Monday, March 2, 2009

Where Is Our Medical Leadership on the Death Traps Known as Misdesigned Healthcare IT?

In my series on health IT (starting here) whose human engineering is ill conceived, philistine and presents clinicians with a mission hostile user experience, I have kept a neutral stance regarding the role of our so-called professional society representatives.

If we were pilots or police officers or even bus drivers asked to use such seriously impaired devices, we and our unions would have declared war long ago. (I worked some years ago as Medical Programs Manager for the regional transit authority in Philadelphia, and say this quite confidently. Mr. Lombardo would likely agree.)

Right next to my Feb. 18 Wall Street Journal letter to the editor on HIT was a letter from the President-elect of the American Medical Association, J. James Rohack, M.D.

Dr. Rohack wrote to the WSJ (emphases mine):

You admit in your editorial "A Health-Tech Monopoly" (Feb. 11) that electronic medical records "might do some actual good." We agree, and that is why we support the health information technology provisions of the economic stimulus bill.

The economic stimulus bill being considered will create important national HIT interoperability standards. These standards are essential to achieve the promise HIT holds to help increase patient safety, improve care coordination and reduce unnecessary paperwork. As is true in other industries, basic standards will provide the essential foundation on which the private sector can build innovative commercial products.

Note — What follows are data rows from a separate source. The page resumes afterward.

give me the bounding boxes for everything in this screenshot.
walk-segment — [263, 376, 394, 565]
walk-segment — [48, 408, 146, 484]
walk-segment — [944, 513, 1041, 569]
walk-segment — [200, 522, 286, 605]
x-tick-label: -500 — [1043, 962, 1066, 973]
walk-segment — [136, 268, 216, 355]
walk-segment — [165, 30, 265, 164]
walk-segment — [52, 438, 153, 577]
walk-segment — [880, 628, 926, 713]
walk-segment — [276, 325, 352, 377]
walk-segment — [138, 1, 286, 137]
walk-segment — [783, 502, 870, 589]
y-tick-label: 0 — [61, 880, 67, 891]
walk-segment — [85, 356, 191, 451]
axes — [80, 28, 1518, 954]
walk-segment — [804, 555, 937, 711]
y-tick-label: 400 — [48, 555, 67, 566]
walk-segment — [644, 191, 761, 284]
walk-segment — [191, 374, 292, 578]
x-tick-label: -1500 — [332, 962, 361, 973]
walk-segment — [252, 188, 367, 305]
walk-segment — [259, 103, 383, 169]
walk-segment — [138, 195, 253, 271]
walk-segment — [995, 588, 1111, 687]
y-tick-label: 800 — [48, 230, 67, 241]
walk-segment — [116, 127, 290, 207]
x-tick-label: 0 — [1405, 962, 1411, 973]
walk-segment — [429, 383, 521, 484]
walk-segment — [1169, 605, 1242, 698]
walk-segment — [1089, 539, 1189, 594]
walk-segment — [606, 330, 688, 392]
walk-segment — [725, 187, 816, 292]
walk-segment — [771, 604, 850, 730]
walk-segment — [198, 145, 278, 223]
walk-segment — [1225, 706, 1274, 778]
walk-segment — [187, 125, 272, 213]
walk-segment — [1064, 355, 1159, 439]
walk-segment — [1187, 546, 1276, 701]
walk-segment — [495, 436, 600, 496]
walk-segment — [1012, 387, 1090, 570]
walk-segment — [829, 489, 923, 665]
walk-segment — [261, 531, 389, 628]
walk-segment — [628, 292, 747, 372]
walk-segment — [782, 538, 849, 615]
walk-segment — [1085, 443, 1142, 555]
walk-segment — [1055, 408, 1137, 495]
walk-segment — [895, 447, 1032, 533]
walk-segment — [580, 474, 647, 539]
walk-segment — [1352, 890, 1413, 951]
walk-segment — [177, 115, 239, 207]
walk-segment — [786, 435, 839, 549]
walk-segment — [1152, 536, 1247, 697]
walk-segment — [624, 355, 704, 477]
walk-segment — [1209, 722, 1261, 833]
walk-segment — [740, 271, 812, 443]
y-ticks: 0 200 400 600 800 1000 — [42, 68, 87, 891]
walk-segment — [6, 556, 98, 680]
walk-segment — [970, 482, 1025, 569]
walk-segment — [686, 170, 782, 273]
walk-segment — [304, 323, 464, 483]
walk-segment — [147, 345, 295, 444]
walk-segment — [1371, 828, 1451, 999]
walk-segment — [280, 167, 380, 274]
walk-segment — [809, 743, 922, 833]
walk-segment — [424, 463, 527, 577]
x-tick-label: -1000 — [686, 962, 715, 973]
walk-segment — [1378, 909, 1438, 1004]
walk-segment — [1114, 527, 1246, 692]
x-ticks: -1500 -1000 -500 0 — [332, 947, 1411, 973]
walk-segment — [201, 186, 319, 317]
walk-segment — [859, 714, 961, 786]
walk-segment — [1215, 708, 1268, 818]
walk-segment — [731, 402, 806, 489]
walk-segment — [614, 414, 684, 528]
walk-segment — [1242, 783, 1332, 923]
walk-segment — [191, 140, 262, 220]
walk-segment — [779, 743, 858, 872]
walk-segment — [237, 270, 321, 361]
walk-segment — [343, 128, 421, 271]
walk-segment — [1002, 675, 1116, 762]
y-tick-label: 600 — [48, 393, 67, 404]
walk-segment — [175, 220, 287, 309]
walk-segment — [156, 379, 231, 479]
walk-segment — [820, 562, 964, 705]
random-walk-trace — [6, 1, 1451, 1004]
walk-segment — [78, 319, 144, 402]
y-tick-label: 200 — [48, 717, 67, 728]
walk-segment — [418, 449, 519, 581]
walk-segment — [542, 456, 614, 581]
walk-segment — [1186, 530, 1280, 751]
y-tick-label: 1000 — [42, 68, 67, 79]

Competition and innovation are bedrocks of America's economic system, as they should be in health care. The HIT provisions in the bill maintain this vision, while building on existing federal efforts to encourage HIT adoption. This bill does not authorize the government to dictate clinical guidelines or national coverage decisions. Medical treatment decisions remain in the hands of physicians.

The bill also provides physicians with significant financial assistance for HIT purchases. This critical support is needed so that physicians can make HIT purchases [why would they want to buy defective and hard to use cybernetic monstrosities at any price? - ed.], and patients can then begin to reap the benefit.


Where's the innovation in vendor HIT products, whose user interaction even after decades of information science, computer science, biomedical informatics, HCI and other research looks like it was designed by high schoolers?

Interoperability standards and financial incentives are, I'm going to venture to say, nearly irrelevant to the poor acceptance of HIT by the average physician in 2009. Our medical leaders seem to be becoming parrots, repeating the irrelevant (in the near term, to 'Joe the Doctor' and 'Rosie the RN') mantras about standards and interoperability, seeing the galaxy while missing the Black Hole whose event horizon they are nearing.

Again, I speak from experience. When I was CMIO, we were getting quite good results from our HIT efforts at Christiana Care a decade ago, long before standards were as well formulated as today, for example as seen at the Consolidated Informatics Initiative site at HHS.

Completely lacking in this relatively milquetoast letter to the WSJ is the issue of the mission hostile user experience presented to clinicians by most current HIT applications, designed as inventory systems by MIS-inclined mindsets rather than as clinical tools (if you don't believe me, then believe the U.S. National Academies and National Research Council, and its informatics pioneers Stead and Barnett):

Current efforts aimed at the nationwide deployment of health care information technology (IT) will not be sufficient to achieve medical leaders' vision of health care in the 21st century and may even set back the cause, says a new report from the National Research Council. The report, based partially on site visits to eight U.S. medical centers considered leaders in the field of health care IT, concludes that greater emphasis should be placed on information technology that provides health care workers and patients with cognitive support, such as assistance in decision-making and problem-solving.

... Most importantly, current health care IT systems offer little cognitive support; clinicians spend a great deal of time sifting through large amounts of raw data (such as lab and other test results) and integrating it with their medical knowledge to form a whole picture of the patient. Many care providers told the committee that data entered into their IT systems was used mainly to comply with regulations or to defend against lawsuits, rather than to improve care. As a result, valuable time and energy is spent managing data as opposed to understanding the patient

I encourage clinicians injured and offended by the hostile products they are being coerced to use, organizationally and now nationally, to write to our medical leadership.

I wrote the following to Dr. Rohack:

Dear Dr. Rohack,

I wish to call your attention to my series on the site of the Foundation for Integrity and Responsibility in Medicine, the multi author blog Healthcare Renewal.

The series outlines the major problems with today's healthcare information technology: poor design and vendor freedom from accountability and information sharing on defects.

The series starts here .

Thus the AMA leadership is informed of these issues. They can ignore them (after all, I'm just a nobody writing on a godforsaken corner of the digital gutter known as the blogosphere), or they can represent their profession.

I encourage others to write their medical leadership as well.